Someone may have some exceptionally clever way to do this. All I have are
techniques I used to use in awk (another language that doesn't have
bitwise-or).
The best pure-Lua solution I can come up with is to construct a
two-dimensional table, with each dimension indexed by a hexadecimal
character. The table has precomputed bitwise-or values for the two
indicies, again as a hexadecimal character. Then, using format, convert
the two integers into hexadecimal strings. Take each digit of the
hexadecimal strings, index into the table, get the precomputed bitwise-or
values for each nybble, and then assemble the result as a hexadecimal
string. When done, convert the string back to a number with tonumber()'s
second argument set to 16.
This treat-numbers-as-strings is more time-efficient than decomposing the
two integers into bits, using Lua's "or" operator, and then reassembling
the bits into a number.
Of course, both of these techniques are terribly painful. Better is to
extend Lua with bitwise operators.

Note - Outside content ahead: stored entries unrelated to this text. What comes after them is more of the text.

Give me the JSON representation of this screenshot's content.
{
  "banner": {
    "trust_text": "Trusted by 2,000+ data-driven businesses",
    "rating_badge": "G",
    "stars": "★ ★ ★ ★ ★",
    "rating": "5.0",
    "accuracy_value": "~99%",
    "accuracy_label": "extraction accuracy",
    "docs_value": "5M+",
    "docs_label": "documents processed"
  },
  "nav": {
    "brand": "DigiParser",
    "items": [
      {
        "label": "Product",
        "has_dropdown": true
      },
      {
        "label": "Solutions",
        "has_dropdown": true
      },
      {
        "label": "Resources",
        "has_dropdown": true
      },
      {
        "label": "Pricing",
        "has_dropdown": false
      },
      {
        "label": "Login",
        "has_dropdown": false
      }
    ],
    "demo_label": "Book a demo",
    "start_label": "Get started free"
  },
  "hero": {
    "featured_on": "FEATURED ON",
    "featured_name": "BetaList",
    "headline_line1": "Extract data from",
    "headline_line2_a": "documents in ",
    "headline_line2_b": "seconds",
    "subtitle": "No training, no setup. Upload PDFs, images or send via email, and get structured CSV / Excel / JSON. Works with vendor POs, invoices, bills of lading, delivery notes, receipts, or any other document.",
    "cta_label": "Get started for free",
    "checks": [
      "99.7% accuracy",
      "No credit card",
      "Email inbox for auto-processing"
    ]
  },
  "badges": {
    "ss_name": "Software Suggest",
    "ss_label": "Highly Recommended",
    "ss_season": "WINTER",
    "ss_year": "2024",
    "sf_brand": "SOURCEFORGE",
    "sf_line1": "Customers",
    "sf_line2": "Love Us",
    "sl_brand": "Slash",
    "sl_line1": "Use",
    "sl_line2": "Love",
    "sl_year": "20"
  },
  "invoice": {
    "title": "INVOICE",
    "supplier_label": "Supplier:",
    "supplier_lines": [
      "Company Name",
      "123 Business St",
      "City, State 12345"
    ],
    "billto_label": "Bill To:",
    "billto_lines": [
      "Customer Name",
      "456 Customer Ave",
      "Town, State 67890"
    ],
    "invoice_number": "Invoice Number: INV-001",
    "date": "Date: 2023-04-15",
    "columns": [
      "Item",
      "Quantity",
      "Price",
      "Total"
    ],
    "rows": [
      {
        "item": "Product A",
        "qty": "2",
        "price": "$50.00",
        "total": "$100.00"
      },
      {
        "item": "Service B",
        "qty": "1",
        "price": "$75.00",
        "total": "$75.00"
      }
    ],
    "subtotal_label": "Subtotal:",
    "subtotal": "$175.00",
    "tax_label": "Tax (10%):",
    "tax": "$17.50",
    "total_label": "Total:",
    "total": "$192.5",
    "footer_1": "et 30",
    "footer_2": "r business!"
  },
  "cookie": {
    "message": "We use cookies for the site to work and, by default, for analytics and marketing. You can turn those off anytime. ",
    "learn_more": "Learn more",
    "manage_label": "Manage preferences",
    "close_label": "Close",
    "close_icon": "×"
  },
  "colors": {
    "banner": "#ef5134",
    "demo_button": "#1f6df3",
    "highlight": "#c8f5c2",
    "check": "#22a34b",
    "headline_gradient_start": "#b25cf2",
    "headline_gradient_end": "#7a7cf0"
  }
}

Here's what I did (for Lua 4.0 alpha):
#include <stdlib.h>
#define LUA_REENTRANT
#include "lauxlib.h"
#include "lua.h"
#include "lualib.h"
#define luaL_check_uint(L,n) ((unsigned int)luaL_check_number(L, n))
#define DYADIC(name, op) \
static void name(lua_State* L) { \
lua_pushnumber(L, luaL_check_uint(L, 1) op luaL_check_uint(L, 2));
\
}
#define MONADIC(name, op) \
static void name(lua_State* L) { \
lua_pushnumber(L, op luaL_check_uint(L, 1)); \
}
DYADIC(intMod, % )
DYADIC(intAnd, & )
DYADIC(intOr, | )
DYADIC(intXor, ^ )
DYADIC(intShiftl, <<)
DYADIC(intShiftr, >>)
MONADIC(intBitNot, ~ )
static const struct luaL_reg intMathLib[] = {
{"imod", intMod }, /* "mod" already in Lua math library */
{"band", intAnd },
{"bor", intOr },
{"bxor", intXor },
{"bnot", intBitNot },
{"shiftl", intShiftl },
{"shiftr", intShiftr },
};
extern void lua_intMathLibOpen (lua_State *L) {
luaL_openl(L, intMathLib);
}
With this, now I can happily manipulate integers as I can in C. And I'm
not going to have the poor speed of trying to do this entirely in Lua.